Pero, no nos hagamos ilusiones, Trump puede estar no sólo ya muerto políticamente y a un tris de parar con sus huesos de viejo y degenerado corrupto en la cárcel -¡ojalá¡- pero sólo como persona física, porque el movimiento que él ha suscitado, sale hoy más fuerte que hace 4 años; las cifras no engañan: más de 74 millones votaron por él, 45% de los cuales le siguen con perruna fidelidad aún hoy día; 95% de los que votaron por Trump creen que hubo fraude, es decir, están firmemente convencidos de que el nuevo gobierno es espurio y, por ende, antidemocrático; la fe en el sistema “democrático” norteamericano está severamente golpeada; haga lo que haga la nueva administración, siempre será objeto de sospecha y rechazo por casi la mitad de los ciudadanos yanquis, pues en la política pasa lo mismo que en el amor: si se pierde la confianza todo está arruinado. Esto lo cambia todo; hoy el enemigo de Estados Unidos no está afuera; en vano se buscaría en Pekín o Moscú, y menos en Pyongyang, Caracas o la Habana, porque está en sus propias entrañas; como en la lúcida y esclarecedora película de Bergman, la serpiente ha incubado un huevo que engendrará una nueva víbora. Desde este punto de vista, buscar las causas de los males endémicos de la “democracia” norteamericana fuera de sus fronteras, no deja de ser un acto de mala fe, como sospecho parece estar incurriendo el nuevo Secretario de Estado; si insiste en ese trillado e irresponsable juego, como ya lo advirtió en la cumbre (virtual) de Davos el líder de China, la consolidada potencia hegemónica mundial, el nuevo gobierno yanqui pondría en peligro la paz mundial en detrimento de todos, incluidos en primer lugar, quienes lo provoquen. Por su parte, Putin, al derrotar en Siria a la OTAN y a sus aliados regionales del régimen sionista, ha demostrado estar mucho más avanzado en tecnología bélica y estrategias militares que sus adversarios occidentales. China ha proseguido con su política de conformar pactos de amplio espectro en el campo comercial, como lo demuestra la formación de una zona de libre comercio – la más amplia y poderosa del mundo actualmente- con todos los países de Asia y Oceanía, con la – ¿momentánea? – excepción de la India; en la misma línea de apertura mundial en los mercados, ha de interpretarse el acuerdo recién firmado entre China y la Unión Europea. Con ello, queda claro que el epicentro de las finanzas mundiales no es más Wall Street.

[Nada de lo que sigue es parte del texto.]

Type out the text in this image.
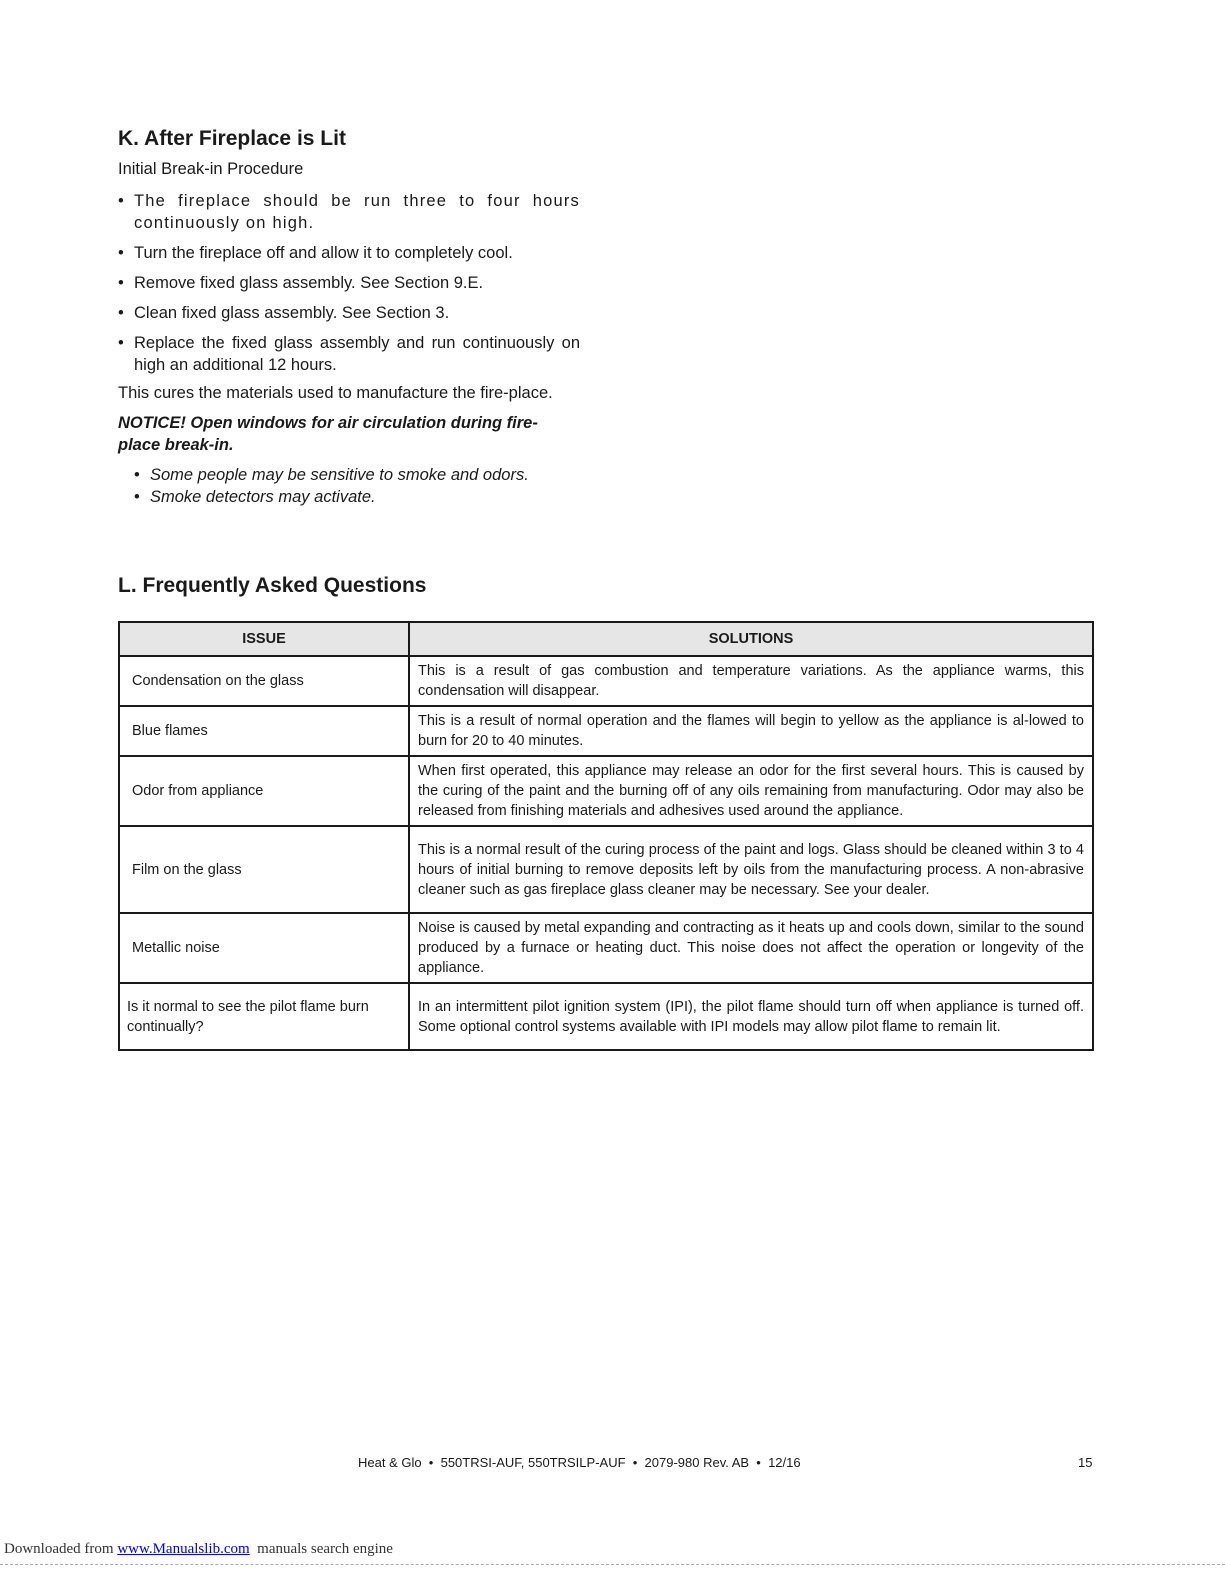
K. After Fireplace is Lit
Initial Break-in Procedure
• The fireplace should be run three to four hours continuously on high.
• Turn the fireplace off and allow it to completely cool.
• Remove fixed glass assembly. See Section 9.E.
• Clean fixed glass assembly. See Section 3.
• Replace the fixed glass assembly and run continuously on high an additional 12 hours.

This cures the materials used to manufacture the fire-place.

NOTICE! Open windows for air circulation during fire-place break-in.

• Some people may be sensitive to smoke and odors.
• Smoke detectors may activate.
L. Frequently Asked Questions
ISSUE	SOLUTIONS
Condensation on the glass	This is a result of gas combustion and temperature variations. As the appliance warms, this condensation will disappear.
Blue flames	This is a result of normal operation and the flames will begin to yellow as the appliance is al-lowed to burn for 20 to 40 minutes.
Odor from appliance	When first operated, this appliance may release an odor for the first several hours. This is caused by the curing of the paint and the burning off of any oils remaining from manufacturing. Odor may also be released from finishing materials and adhesives used around the appliance.
Film on the glass	This is a normal result of the curing process of the paint and logs. Glass should be cleaned within 3 to 4 hours of initial burning to remove deposits left by oils from the manufacturing process. A non-abrasive cleaner such as gas fireplace glass cleaner may be necessary. See your dealer.
Metallic noise	Noise is caused by metal expanding and contracting as it heats up and cools down, similar to the sound produced by a furnace or heating duct. This noise does not affect the operation or longevity of the appliance.
Is it normal to see the pilot flame burn continually?	In an intermittent pilot ignition system (IPI), the pilot flame should turn off when appliance is turned off. Some optional control systems available with IPI models may allow pilot flame to remain lit.
Heat & Glo  •  550TRSI-AUF, 550TRSILP-AUF  •  2079-980 Rev. AB  •  12/16	15
Downloaded from www.Manualslib.com  manuals search engine
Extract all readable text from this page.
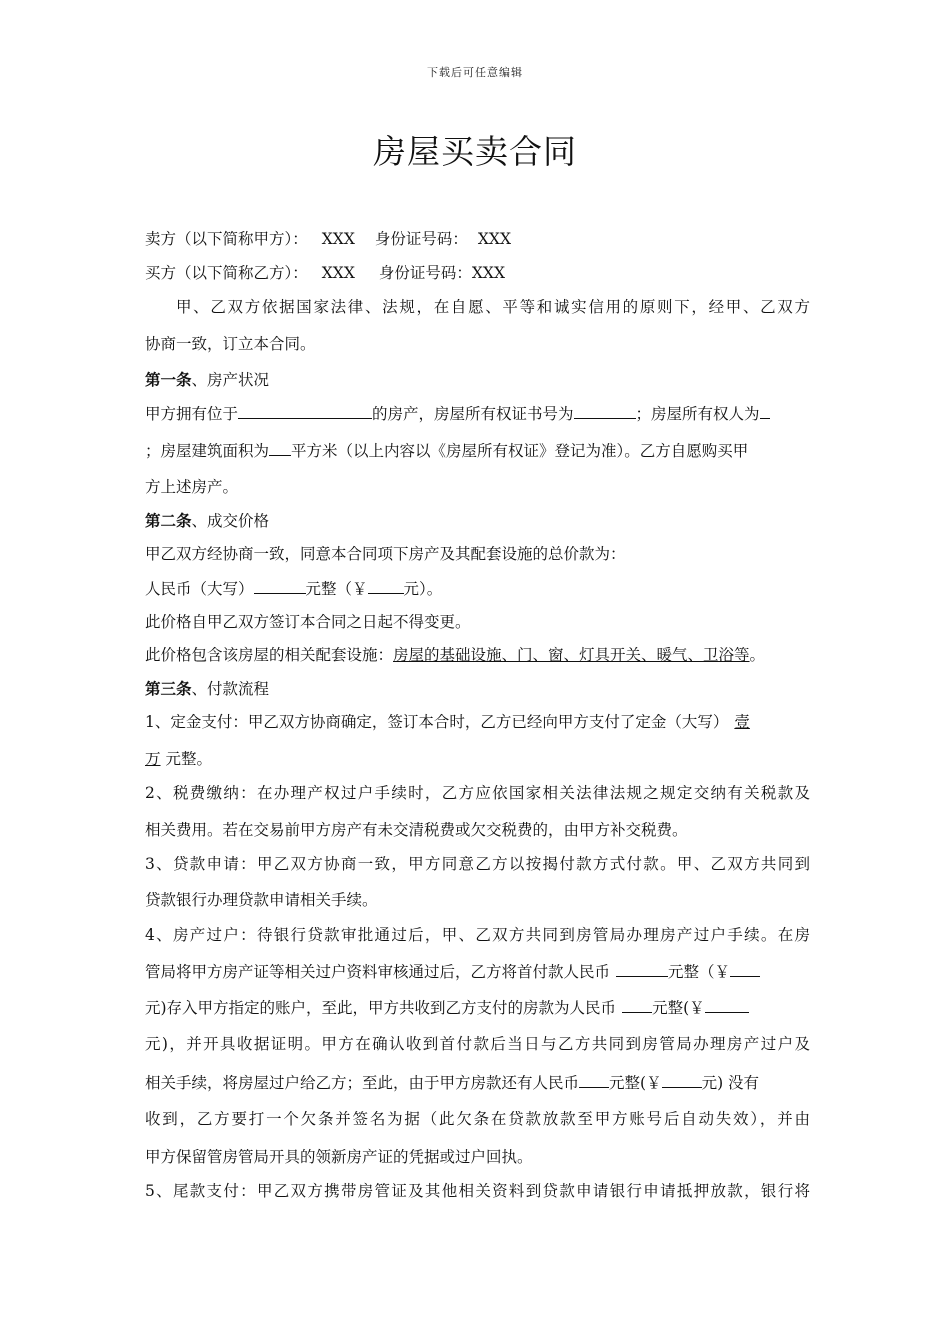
下载后可任意编辑
房屋买卖合同
卖方（以下简称甲方）： XXX 身份证号码： XXX
买方（以下简称乙方）： XXX 身份证号码：XXX
甲、乙双方依据国家法律、法规，在自愿、平等和诚实信用的原则下，经甲、乙双方
协商一致，订立本合同。
第一条、房产状况
甲方拥有位于	的房产，房屋所有权证书号为	；房屋所有权人为
；房屋建筑面积为 平方米（以上内容以《房屋所有权证》登记为准）。乙方自愿购买甲
方上述房产。
第二条、成交价格
甲乙双方经协商一致，同意本合同项下房产及其配套设施的总价款为：
人民币（大写）	元整（￥ 元）。
此价格自甲乙双方签订本合同之日起不得变更。
此价格包含该房屋的相关配套设施：房屋的基础设施、门、窗、灯具开关、暖气、卫浴等。
第三条、付款流程
1、定金支付：甲乙双方协商确定，签订本合时，乙方已经向甲方支付了定金（大写） 壹
万 元整。
2、税费缴纳：在办理产权过户手续时，乙方应依国家相关法律法规之规定交纳有关税款及
相关费用。若在交易前甲方房产有未交清税费或欠交税费的，由甲方补交税费。
3、贷款申请：甲乙双方协商一致，甲方同意乙方以按揭付款方式付款。甲、乙双方共同到
贷款银行办理贷款申请相关手续。
4、房产过户：待银行贷款审批通过后，甲、乙双方共同到房管局办理房产过户手续。在房
管局将甲方房产证等相关过户资料审核通过后，乙方将首付款人民币	元整（￥
元)存入甲方指定的账户，至此，甲方共收到乙方支付的房款为人民币 元整(￥
元)，并开具收据证明。甲方在确认收到首付款后当日与乙方共同到房管局办理房产过户及
相关手续，将房屋过户给乙方；至此，由于甲方房款还有人民币 元整(￥	元) 没有
收到，乙方要打一个欠条并签名为据（此欠条在贷款放款至甲方账号后自动失效），并由
甲方保留管房管局开具的领新房产证的凭据或过户回执。
5、尾款支付：甲乙双方携带房管证及其他相关资料到贷款申请银行申请抵押放款，银行将
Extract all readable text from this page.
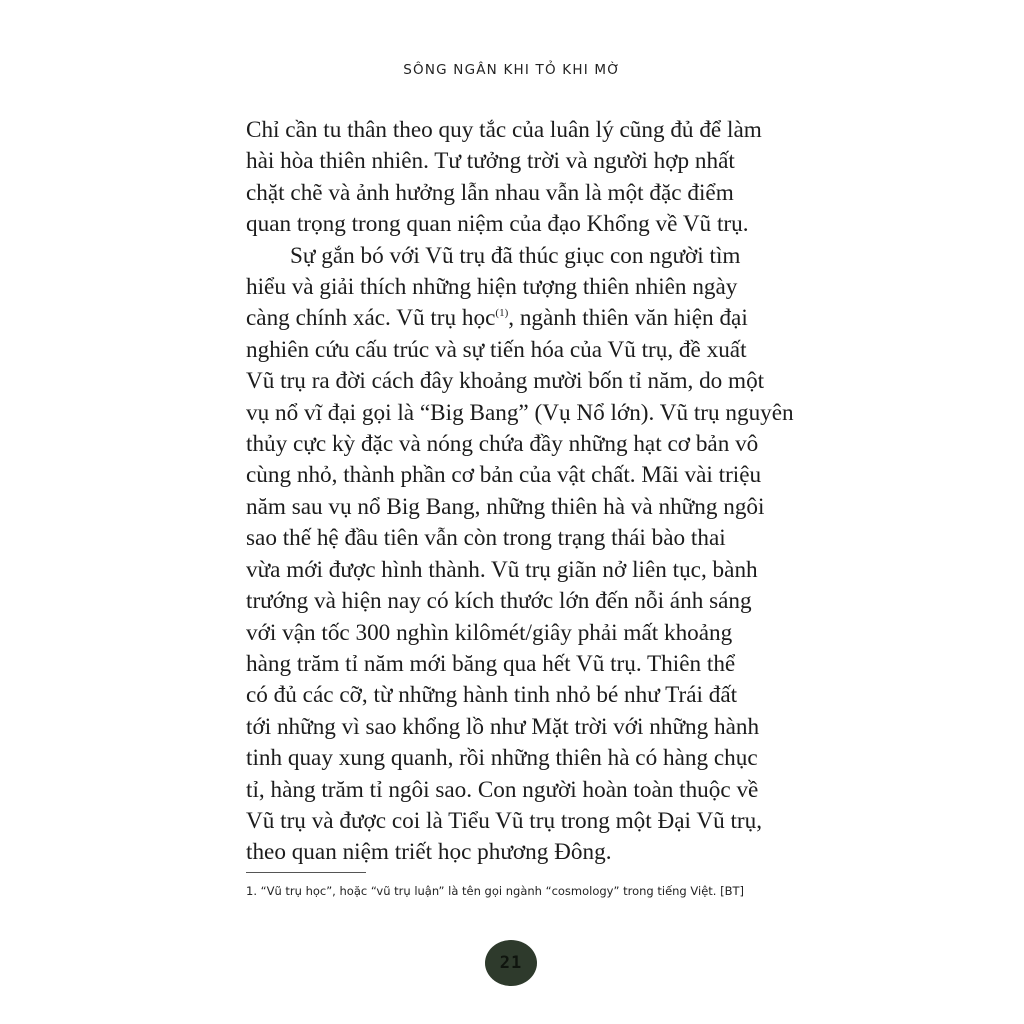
SÔNG NGÂN KHI TỎ KHI MỜ
Chỉ cần tu thân theo quy tắc của luân lý cũng đủ để làm
hài hòa thiên nhiên. Tư tưởng trời và người hợp nhất
chặt chẽ và ảnh hưởng lẫn nhau vẫn là một đặc điểm
quan trọng trong quan niệm của đạo Khổng về Vũ trụ.
Sự gắn bó với Vũ trụ đã thúc giục con người tìm
hiểu và giải thích những hiện tượng thiên nhiên ngày
càng chính xác. Vũ trụ học$^{(1)}$, ngành thiên văn hiện đại
nghiên cứu cấu trúc và sự tiến hóa của Vũ trụ, đề xuất
Vũ trụ ra đời cách đây khoảng mười bốn tỉ năm, do một
vụ nổ vĩ đại gọi là “Big Bang” (Vụ Nổ lớn). Vũ trụ nguyên
thủy cực kỳ đặc và nóng chứa đầy những hạt cơ bản vô
cùng nhỏ, thành phần cơ bản của vật chất. Mãi vài triệu
năm sau vụ nổ Big Bang, những thiên hà và những ngôi
sao thế hệ đầu tiên vẫn còn trong trạng thái bào thai
vừa mới được hình thành. Vũ trụ giãn nở liên tục, bành
trướng và hiện nay có kích thước lớn đến nỗi ánh sáng
với vận tốc 300 nghìn kilômét/giây phải mất khoảng
hàng trăm tỉ năm mới băng qua hết Vũ trụ. Thiên thể
có đủ các cỡ, từ những hành tinh nhỏ bé như Trái đất
tới những vì sao khổng lồ như Mặt trời với những hành
tinh quay xung quanh, rồi những thiên hà có hàng chục
tỉ, hàng trăm tỉ ngôi sao. Con người hoàn toàn thuộc về
Vũ trụ và được coi là Tiểu Vũ trụ trong một Đại Vũ trụ,
theo quan niệm triết học phương Đông.
1. “Vũ trụ học”, hoặc “vũ trụ luận” là tên gọi ngành “cosmology” trong tiếng Việt. [BT]
21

Las repercusiones en los ámbitos económico, social y político no han hecho sino ahondar y acelerar la crisis estructural del fallido modelo neoliberal, crisis que, desde 2008, ha venido siendo el protagonista principal del escenario de la geopolítica mundial. Hasta ahora, las medidas adoptadas por los sectores hegemónicos de la metrópoli imperial para enfrentar su crisis interna, no sobrepasan el ámbito coyuntural, muy justas por lo demás, tales como dar de inmediato multimillonarios subsidios a los sectores más empobrecidos, solventar el problema de los inmigrantes, contrarrestar la ola racista y combatir los prejuicios supremacistas tan en boga en la administración anterior y, lo más importante, tratar de imponer mayores cargas impositivas a las minorías plutocráticas. Pero esto no basta; para llegar al fondo del problema se debe cambiar radicalmente el “orden” económico-mundial imperante desde los acuerdos de Breton Wood, impuestos por la potencia que se creyó ganadora luego del cataclismo de la II Guerra Mundial. La solución no está en exportar la guerra a los países periféricos con el único fin de satisfacer los apetitos criminales de ganancias del complejo militar industrial, el más poderoso lobby en los sinuosos pasadizos de Washington; las élites imperiales deben, por fin, llegar al convencimiento de que la guerra ya no es un negocio, como lo ha señalado en múltiples ocasiones el Papa Francisco. Para lograr una salida a la crisis actual, se requiere que los países periféricos se unan y conformen un bloque que les dé protagonismo en el escenario de la geopolítica mundial; la pandemia ha demostrado fehacientemente que la humanidad es una sola, por lo que ya no hay problemas locales: las calenturas de unos pocos pronto se convierten en la pulmonía de todos…

Y para poner punto final a estas reflexiones, cabe preguntarse: y en Tiquicia ¿qué? Ese asunto lo trataré en un próximo artículo.